Drawing has always been crucial for me both as a method of observation and a practice of meditation. During my New York period I also studied perspective with my architect husband and began to introduce depth into my drawings. I was invited to take part in an important exhibition on the problem of the destruction of tropical forest: I painted a huge yellow canvas called Andropolis, where monkeys, deprived of their trees, are shown hanging from lines painted across the surface of the picture. It was this painting that first led me to reflect on the conflict between the natural and the artificial, a theme that still informs my work. Then I enrolled in the printmaking course at the Art Students League of New York, where I learnt soft-ground etching on metal plates. Etching radically affected my kind of painting, which became more abstract. When I came back to Italy with my husband I transferred the technique of soft-ground etching into my oil paintings, as well as using encaustic techniques and exploiting materials like plastic mesh to symbolize artificiality in contrast with human figures, which for me stand for naturalness.

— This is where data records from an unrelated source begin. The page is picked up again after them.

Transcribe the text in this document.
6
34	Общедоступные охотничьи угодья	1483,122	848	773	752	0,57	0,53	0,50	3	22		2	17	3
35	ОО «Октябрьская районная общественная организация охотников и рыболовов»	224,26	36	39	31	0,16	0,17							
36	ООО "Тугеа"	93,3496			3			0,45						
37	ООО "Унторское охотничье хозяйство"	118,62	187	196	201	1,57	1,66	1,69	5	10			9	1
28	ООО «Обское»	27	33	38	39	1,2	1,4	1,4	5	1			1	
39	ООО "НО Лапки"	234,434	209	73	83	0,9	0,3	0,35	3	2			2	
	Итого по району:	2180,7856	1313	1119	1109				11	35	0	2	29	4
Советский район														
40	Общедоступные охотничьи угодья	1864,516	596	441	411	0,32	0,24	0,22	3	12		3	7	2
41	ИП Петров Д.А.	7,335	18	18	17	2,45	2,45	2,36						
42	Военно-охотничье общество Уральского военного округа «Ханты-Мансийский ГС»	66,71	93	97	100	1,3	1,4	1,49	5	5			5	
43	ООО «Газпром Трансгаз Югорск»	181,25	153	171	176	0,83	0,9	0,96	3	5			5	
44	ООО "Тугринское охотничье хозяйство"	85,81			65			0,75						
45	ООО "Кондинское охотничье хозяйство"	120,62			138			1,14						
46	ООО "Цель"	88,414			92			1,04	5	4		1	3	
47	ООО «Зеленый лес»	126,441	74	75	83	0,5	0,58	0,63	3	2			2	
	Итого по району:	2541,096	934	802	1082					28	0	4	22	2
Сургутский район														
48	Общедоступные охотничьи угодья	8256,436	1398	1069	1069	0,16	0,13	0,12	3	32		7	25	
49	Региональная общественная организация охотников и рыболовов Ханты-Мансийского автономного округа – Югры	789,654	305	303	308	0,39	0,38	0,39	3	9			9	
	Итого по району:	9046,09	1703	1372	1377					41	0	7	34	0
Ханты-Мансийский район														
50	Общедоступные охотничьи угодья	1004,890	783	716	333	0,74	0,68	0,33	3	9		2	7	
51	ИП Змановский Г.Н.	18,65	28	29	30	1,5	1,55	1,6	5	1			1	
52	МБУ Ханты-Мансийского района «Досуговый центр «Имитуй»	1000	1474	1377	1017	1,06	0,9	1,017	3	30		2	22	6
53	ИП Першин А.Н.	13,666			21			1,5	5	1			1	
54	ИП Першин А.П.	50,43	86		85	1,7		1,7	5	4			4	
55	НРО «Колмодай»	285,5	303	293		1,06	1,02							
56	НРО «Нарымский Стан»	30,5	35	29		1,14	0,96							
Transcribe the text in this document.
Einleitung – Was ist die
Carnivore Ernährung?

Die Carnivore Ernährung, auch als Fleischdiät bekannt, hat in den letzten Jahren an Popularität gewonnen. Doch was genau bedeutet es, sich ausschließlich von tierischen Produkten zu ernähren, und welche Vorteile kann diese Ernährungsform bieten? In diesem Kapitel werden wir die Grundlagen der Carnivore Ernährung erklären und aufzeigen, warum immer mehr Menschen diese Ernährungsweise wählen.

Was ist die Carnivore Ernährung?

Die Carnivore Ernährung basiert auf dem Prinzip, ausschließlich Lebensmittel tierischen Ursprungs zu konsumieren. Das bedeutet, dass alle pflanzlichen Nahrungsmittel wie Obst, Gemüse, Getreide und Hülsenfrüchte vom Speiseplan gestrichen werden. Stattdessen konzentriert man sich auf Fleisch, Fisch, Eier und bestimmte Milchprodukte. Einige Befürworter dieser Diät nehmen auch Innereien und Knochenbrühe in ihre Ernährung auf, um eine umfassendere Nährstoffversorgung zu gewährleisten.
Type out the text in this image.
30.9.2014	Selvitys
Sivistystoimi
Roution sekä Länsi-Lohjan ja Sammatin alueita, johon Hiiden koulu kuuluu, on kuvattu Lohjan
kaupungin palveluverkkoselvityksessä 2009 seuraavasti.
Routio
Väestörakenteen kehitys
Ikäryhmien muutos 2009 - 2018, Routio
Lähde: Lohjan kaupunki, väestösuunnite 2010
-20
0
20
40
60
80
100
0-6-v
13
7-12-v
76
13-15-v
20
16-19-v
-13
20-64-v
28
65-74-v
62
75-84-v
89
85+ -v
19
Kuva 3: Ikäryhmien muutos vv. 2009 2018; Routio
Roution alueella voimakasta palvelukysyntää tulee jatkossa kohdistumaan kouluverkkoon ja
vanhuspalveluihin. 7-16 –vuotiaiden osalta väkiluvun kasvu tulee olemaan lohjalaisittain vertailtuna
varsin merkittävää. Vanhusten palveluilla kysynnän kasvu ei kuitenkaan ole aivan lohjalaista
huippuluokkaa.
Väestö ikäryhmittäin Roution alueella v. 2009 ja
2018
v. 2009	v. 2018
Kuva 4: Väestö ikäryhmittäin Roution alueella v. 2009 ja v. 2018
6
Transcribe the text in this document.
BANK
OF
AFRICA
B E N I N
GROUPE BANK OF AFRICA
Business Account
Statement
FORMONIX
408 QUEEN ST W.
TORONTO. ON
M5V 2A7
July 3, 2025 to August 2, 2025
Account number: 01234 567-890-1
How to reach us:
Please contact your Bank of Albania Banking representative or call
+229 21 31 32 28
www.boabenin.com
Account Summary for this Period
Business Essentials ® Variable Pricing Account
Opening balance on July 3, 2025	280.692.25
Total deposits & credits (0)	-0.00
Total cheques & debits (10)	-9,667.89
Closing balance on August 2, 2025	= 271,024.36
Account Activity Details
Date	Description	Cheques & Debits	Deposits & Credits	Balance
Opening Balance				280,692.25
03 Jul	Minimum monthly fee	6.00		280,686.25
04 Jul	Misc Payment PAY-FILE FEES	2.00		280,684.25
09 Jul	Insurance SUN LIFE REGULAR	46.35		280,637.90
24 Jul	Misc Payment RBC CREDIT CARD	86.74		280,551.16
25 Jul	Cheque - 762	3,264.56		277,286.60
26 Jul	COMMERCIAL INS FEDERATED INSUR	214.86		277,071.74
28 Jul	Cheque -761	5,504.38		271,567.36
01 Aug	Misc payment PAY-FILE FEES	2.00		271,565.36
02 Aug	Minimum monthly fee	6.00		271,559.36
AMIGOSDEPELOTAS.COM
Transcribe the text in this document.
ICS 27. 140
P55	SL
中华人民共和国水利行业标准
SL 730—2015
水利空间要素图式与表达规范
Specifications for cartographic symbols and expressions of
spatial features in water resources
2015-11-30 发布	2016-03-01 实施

Does the title of your show, Zona d’Ombra, shadow-zone, have a particular meaning for you? One notices the presence in a number of paintings of human figures in filigree, emerging slowly into sight like ghosts from the past.
The depiction of human figures is an essential aspect of my paintings. Yes, they are ghosts, but they also represent the reality of us humans, the only animals on this planet able to express our dilemmas and existential problems through verbal language as we confront the artificial world that surrounds us. Today, due to industrialization, we have entered a phase of global warming. Glaciers are melting, sea temperatures rising. It’s the eternal dilemma of Nature vs. Culture…
Earlier paintings by Caroline Gallois are reproduced in the volume Gallois by Giuliano Serafini, Edizioni Polistampa, Firenze.